In a list of “most difficult chapters to read” this one would rank thankfully low – so low that it was even enjoyable. I certainly appreciated the break. This chapter consists of many smaller episodes all interlinked with each other and with the other events in the book, but most easy enough to understand the basics of what and where. That’s not to say the meaning is easy to get at but still the relief from all that stream of consciousness from one point of view is genuine.
Oddly, even though this seems once more all about structure, here I got a real sense of what Joyce’s writing may be like if he did just write straight-forward prose. Y’know, like anyone else! Without the constant drone of allusion and the layers of puzzle it might at least have been a quarter of the length. I know though, that that is not the point. I just couldn’t help saying it anyway.
To the modern reader I guess the thing that most springs to mind in terms of a comparison (and I can’t think of the product names for the life of me off the top of my head) are some recent television adverts. There was recently a style (on British Television at any rate) for some complex arrangements of movement and meaning within a small space. Hard to describe, but you almost have it here in Wandering Rocks. There are lots of things going on in a sequence, then some things are repeated, some events cause other events and the whole thing continues with some new bits added to change the sequence. At any rate a kind of complex dance. Something else brought to mind is one of those long crane shots that they now do with steady-cams – the camera swoops around a scene, chasing bits of the action in an unfamiliar order that comes to make sense only the end.
Well, something like that. I never said I knew what I was talking about.
First off in the detail of the actual chapter I’d never even heard of the General Slocum tragedy! Which is unusual for me being of a rather morbid turn of mind. My own favourite (if I dare call it that) is the Fireman’s Wedding (1929). Anyway, that gives me another snippet for my collection and an excuse to get the step ladder out to consult my well worn copy of Fifty Great Disasters That Shook The World (dated 1939) at the very top of my book shelf! General Slocum is not in it, though what precisely constituted a tragedy in 1939 leaves me scratching my head as I’ve not yet read the episode entitled ‘The Tragedy of Parnell’. I’ve not got a copy of Sweets of Sin either, but that’s by the by!
So, what was it I enjoyed about this chapter? The screwed-up leaflet from way back that seems to be making its way out to sea! Spotting the different characters at different moments in somebody else’s scene. The rather rude story Lenehan has to tell about feeling up Molly in the cab, while Bloom engages in a spot of astronomy. The milky way indeed! The Dedalus children, Maggie, Katey, Boody, especially Dilly. The H, the E, the L and all the other letters making an appearance every now and then on and around the streets of Dublin on that day 16th June 1904.

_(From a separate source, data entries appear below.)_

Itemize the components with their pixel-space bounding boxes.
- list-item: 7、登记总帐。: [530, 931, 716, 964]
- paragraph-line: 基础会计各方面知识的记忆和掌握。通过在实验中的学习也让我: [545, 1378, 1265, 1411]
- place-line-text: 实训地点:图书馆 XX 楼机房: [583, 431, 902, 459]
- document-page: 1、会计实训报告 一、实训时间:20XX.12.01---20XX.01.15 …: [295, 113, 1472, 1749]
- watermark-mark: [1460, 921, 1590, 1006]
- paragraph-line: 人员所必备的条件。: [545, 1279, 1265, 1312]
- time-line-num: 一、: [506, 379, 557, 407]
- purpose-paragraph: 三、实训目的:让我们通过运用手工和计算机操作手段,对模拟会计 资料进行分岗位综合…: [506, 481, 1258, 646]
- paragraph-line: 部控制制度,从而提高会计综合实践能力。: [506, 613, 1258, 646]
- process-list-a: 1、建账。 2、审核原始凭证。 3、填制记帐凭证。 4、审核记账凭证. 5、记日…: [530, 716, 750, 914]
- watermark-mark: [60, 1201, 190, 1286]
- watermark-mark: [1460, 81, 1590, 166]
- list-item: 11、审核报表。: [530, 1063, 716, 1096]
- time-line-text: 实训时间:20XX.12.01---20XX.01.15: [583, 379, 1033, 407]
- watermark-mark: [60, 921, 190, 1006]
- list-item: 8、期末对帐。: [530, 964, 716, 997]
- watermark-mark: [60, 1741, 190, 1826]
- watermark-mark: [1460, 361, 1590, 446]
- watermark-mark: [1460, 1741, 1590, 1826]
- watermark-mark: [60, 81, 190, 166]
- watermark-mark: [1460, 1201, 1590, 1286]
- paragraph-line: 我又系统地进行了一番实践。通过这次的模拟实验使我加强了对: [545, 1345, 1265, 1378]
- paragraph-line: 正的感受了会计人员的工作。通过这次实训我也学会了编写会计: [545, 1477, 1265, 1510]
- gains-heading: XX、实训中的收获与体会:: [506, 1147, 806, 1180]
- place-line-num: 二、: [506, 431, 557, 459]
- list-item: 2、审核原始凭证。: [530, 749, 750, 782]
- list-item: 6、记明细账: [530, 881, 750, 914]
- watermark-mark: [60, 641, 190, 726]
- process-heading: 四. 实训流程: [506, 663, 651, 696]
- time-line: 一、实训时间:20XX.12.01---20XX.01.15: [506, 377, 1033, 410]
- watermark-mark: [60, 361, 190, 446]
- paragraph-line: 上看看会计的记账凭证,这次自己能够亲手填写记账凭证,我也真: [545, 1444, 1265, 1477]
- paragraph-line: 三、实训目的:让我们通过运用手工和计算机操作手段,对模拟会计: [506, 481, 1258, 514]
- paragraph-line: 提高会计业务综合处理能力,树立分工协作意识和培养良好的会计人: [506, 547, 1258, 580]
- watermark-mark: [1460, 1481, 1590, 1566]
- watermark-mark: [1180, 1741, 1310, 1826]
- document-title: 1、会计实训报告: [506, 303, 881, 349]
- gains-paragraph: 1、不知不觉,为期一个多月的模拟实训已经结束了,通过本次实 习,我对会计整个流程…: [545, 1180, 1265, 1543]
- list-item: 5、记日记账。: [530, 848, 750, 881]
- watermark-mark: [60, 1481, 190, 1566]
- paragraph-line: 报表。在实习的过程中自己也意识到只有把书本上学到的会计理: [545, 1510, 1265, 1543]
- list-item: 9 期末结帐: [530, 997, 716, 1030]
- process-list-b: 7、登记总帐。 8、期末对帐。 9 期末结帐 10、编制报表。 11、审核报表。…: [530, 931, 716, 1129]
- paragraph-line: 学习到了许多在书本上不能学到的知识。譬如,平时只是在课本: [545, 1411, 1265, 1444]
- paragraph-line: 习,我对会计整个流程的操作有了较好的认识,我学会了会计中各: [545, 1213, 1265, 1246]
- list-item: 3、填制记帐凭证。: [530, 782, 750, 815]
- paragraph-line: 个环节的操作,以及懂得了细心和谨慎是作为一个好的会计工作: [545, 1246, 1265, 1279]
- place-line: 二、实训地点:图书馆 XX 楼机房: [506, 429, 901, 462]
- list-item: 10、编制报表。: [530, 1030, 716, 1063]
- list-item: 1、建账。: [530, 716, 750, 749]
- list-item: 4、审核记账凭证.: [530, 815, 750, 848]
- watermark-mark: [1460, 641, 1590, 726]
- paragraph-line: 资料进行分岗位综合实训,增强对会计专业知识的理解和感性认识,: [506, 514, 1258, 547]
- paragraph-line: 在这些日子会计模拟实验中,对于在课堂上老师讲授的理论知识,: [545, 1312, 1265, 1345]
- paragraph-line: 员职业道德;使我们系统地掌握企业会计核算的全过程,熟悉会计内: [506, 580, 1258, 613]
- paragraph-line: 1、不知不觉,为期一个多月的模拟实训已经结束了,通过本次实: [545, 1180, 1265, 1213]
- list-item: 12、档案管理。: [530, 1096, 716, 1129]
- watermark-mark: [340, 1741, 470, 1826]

Once again there are a few passages that don’t quite fit into my understanding. Ned Lambert shows a priest around some building. Long John Fanning and a few others seem set about some purpose – not sure what! And somebody else – I forget who – seems to be demonstrating some kind of contraption. Of course, me being me, and finding this novel rather on the difficult side, sometimes my mind begins to wander and I find myself reading in an outrageously bad (bad if it were out loud – brilliantly funny since it is in my head) Irish accent. I was doing that towards the end when we get to the description of the parade, which is, of course, to be read in a completely different style. I think I get the gag there, but it makes me wonder how many other japes I’ve missed out on by not appreciating the way in which something is supposed to be read. I have no idea how you tell one literary style from another, or even if it is style and not technique. Who knows? Perhaps I’ll learn something.
All that aside the enduring memory of this chapter will be Stephen’s young sisters and there interaction with each other, their father Simon and Stephen himself, who I believe is learning Italian while Dilly takes up French!? There is an absolute ton of other information and a load more characters, though whether they’ll make any further appearance I do not know: the blind boy; Mr Artifoni; Mulligan and Haines too; Ben Dollard; Tom Rochford. At least I care enough to find out! Onwards. Onwards!